Post-CW Confederate Army units

OK, in the event of a Confederate victroy, would the new CS regular army have retained fulltime such units with a hard-fighting reputation as the Louisiana Tiger Zouaves, the Stonewall Brigade or the Texas Brigade, or would these units have simply reverted back to their respective states of origin ?
 
I would consider it likely that there would be a small professional army maintained, originally populated by the likes of 'The Stonewall Brigade', etc., but that they eventually become seperated from their originating states. There could be an arrangement where in the eventuality of a national mobilization that militia units from the respective states would first be used to swell the ranks of the 'titled' regiments in the standing army.
 

MacCaulay

Banned
They better have Camelry, that's all I've got to say about it. Jefferson Davis invented the idea, after all.
 
OK, in the event of a Confederate victroy, would the new CS regular army have retained fulltime such units with a hard-fighting reputation as the Louisiana Tiger Zouaves, the Stonewall Brigade or the Texas Brigade, or would these units have simply reverted back to their respective states of origin ?

All volunteer units would have been disbanded at the end of the war, just as they were in the Union Army. The few Confederate regular regiments (incidentally, I had an ancestor who served in one of these...the 7th Confederate States Cavalry)...would have continued to serve after the war, along with whatever new regiments were felt necessary due to the continuing threat from the North.
 
All volunteer units would have been disbanded at the end of the war, just as they were in the Union Army. The few Confederate regular regiments (incidentally, I had an ancestor who served in one of these...the 7th Confederate States Cavalry)...would have continued to serve after the war, along with whatever new regiments were felt necessary due to the continuing threat from the North.

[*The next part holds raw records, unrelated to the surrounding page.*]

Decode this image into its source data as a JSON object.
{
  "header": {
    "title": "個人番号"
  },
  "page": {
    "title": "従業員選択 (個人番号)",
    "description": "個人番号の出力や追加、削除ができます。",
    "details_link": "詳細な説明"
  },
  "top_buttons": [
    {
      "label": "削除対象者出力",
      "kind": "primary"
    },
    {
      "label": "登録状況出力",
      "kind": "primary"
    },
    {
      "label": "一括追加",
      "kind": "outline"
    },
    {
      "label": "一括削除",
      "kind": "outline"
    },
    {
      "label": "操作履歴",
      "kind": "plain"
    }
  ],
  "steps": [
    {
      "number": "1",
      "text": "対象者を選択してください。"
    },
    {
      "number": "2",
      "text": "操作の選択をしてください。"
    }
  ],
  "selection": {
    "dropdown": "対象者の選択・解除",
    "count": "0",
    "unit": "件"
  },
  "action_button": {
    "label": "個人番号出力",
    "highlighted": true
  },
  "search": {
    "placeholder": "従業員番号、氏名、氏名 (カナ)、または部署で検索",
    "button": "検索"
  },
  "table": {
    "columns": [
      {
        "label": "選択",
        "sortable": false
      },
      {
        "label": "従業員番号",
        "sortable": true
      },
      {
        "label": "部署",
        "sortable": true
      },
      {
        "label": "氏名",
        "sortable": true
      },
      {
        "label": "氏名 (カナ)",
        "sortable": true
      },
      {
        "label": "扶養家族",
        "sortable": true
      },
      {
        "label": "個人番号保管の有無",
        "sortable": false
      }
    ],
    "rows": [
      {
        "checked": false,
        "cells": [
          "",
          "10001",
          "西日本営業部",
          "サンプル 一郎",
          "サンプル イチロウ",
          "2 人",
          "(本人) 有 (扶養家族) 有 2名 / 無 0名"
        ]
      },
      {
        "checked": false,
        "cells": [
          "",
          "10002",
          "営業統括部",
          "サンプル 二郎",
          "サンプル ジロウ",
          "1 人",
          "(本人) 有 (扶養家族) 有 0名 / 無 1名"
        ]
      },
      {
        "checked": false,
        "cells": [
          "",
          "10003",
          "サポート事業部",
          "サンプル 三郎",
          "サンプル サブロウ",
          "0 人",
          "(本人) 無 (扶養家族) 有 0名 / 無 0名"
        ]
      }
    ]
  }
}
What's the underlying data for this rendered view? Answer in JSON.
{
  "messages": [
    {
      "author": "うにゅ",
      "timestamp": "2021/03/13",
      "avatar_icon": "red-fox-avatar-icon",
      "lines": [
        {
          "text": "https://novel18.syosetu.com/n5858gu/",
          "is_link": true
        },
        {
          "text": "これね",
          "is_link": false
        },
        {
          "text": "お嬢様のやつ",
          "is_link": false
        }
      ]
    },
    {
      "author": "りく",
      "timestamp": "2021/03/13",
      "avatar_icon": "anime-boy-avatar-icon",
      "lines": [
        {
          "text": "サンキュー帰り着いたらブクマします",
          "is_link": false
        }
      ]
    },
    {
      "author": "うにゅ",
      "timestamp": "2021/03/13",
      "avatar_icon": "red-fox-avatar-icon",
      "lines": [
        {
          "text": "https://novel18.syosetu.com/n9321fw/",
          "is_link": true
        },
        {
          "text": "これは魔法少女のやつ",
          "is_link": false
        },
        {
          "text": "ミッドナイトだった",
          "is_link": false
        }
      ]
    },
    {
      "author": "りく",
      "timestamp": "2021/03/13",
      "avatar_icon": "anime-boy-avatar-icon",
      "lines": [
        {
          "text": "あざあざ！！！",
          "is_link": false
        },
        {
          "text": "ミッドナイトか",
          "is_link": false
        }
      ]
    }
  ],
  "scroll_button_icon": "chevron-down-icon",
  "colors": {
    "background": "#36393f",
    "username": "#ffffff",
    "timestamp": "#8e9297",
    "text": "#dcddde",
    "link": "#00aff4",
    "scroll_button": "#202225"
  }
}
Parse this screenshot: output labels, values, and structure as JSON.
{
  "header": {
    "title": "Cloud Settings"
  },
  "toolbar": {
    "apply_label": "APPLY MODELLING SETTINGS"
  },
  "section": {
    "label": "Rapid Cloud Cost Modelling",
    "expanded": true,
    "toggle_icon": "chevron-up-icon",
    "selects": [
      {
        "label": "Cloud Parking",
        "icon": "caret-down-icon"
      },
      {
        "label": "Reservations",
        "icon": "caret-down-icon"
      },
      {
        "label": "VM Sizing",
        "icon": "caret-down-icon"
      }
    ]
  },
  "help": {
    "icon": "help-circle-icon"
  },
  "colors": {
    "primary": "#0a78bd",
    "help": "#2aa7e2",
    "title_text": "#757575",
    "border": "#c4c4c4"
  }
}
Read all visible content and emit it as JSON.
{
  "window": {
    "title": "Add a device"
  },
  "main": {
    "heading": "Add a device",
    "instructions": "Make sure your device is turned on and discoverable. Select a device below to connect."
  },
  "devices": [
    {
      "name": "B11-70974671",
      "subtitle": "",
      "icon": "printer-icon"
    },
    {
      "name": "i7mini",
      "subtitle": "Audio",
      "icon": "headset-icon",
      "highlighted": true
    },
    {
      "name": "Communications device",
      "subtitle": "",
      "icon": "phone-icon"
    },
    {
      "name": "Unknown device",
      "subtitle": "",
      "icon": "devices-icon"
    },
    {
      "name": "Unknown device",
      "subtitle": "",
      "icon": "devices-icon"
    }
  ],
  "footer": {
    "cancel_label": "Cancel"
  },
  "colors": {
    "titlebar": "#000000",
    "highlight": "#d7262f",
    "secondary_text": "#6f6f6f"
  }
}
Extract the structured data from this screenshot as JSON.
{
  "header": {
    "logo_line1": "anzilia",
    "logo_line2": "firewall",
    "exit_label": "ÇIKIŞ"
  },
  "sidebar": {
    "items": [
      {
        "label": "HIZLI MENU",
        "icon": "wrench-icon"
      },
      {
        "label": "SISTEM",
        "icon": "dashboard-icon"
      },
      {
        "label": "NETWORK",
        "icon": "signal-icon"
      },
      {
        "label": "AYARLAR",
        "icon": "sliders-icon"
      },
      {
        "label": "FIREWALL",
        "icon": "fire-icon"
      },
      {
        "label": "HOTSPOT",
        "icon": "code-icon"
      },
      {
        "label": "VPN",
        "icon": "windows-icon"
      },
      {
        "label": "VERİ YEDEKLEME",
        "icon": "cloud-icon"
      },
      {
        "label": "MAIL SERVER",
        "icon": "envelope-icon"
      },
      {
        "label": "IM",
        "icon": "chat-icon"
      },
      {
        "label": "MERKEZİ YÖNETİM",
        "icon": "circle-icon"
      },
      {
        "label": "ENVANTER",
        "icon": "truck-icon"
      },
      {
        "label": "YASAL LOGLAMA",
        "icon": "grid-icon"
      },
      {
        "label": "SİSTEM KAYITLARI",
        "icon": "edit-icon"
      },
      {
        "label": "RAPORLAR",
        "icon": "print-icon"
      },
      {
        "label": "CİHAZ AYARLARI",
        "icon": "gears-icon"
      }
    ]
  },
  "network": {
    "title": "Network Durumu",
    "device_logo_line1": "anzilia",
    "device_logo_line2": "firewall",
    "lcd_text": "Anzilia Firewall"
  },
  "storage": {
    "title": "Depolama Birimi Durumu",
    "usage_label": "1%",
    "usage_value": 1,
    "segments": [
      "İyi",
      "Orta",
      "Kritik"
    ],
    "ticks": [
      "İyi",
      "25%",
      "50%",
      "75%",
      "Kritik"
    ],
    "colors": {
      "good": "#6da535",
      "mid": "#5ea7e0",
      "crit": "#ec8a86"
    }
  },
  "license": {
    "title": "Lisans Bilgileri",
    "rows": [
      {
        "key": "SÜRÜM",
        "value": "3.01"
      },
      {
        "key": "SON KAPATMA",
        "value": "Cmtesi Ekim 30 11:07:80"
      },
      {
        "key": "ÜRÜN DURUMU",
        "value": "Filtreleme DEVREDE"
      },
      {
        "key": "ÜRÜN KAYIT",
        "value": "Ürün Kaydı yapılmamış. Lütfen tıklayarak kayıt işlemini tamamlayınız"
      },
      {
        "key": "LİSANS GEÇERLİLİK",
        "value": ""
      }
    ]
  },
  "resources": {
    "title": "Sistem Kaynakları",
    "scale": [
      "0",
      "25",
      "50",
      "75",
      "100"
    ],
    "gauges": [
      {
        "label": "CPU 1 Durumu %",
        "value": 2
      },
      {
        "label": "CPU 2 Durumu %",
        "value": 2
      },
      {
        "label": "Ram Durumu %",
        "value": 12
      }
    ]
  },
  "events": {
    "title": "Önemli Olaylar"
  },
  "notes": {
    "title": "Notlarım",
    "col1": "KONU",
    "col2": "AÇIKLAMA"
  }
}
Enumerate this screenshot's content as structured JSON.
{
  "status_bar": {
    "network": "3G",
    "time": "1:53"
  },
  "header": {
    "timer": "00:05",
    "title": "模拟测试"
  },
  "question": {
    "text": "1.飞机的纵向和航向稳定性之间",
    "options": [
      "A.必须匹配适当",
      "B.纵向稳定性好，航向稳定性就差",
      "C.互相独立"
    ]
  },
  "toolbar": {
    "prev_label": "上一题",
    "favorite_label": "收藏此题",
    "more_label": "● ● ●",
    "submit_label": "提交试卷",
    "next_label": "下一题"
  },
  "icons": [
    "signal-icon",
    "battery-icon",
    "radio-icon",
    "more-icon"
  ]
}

Yeah. They're really going to need to have some sort of army... Or else a Union army is going to be smashing in through Virginia in a few years time. I can definitely see a pretty decently sized standing army (relative to old US standards). But the real core of the Confederate military would be state-based, rather than national.
 
Unlikely. None have been seen alive since the early 1900s.

I guess the population wasn't large enough for them to be able to breed and survive in the Mojave. I wonder what the local Indians thought when they first saw camels?
I believe the armed forces of South Africa and India still have camel corps in service. Of course, there are irregulars still riding camels into battle in some parts of the world, such as the janjaweed reconnaisance troops of Sudan.
 
Unlikely. None have been seen alive since the early 1900s.

I guess the population wasn't large enough for them to be able to breed and survive in the Mojave. I wonder what the local Indians thought when they first saw camels?
I believe the armed forces of South Africa and India still have camel corps in service. Of course, there are irregulars still riding camels into battle in some parts of the world, such as the janjaweed reconnaisance troops of Sudan.
Camel indian cavalry vs. Custer?
 
also, the CSA post-war should retain elite units in some form like Mosby's Partisan Rangers- then you'll still get Texas holding onto its Rangers as part of its Dept of Public Safety...
 
also, the CSA post-war should retain elite units in some form like Mosby's Partisan Rangers- then you'll still get Texas holding onto its Rangers as part of its Dept of Public Safety...

Actually, that would not be the standard American pattern, which the Confederates would certainly follow. Volunteer units, of which Mosby's Rangers was one, are enlisted for the duration of the war, and then disbanded. Now what they could very well do is persuade the officers of such a unit...Mosby, for example...to stay in the military to recruit and train a Ranger Regiment for the Regular Army. But Mosby's Rangers, as such, would be disbanded at war's end.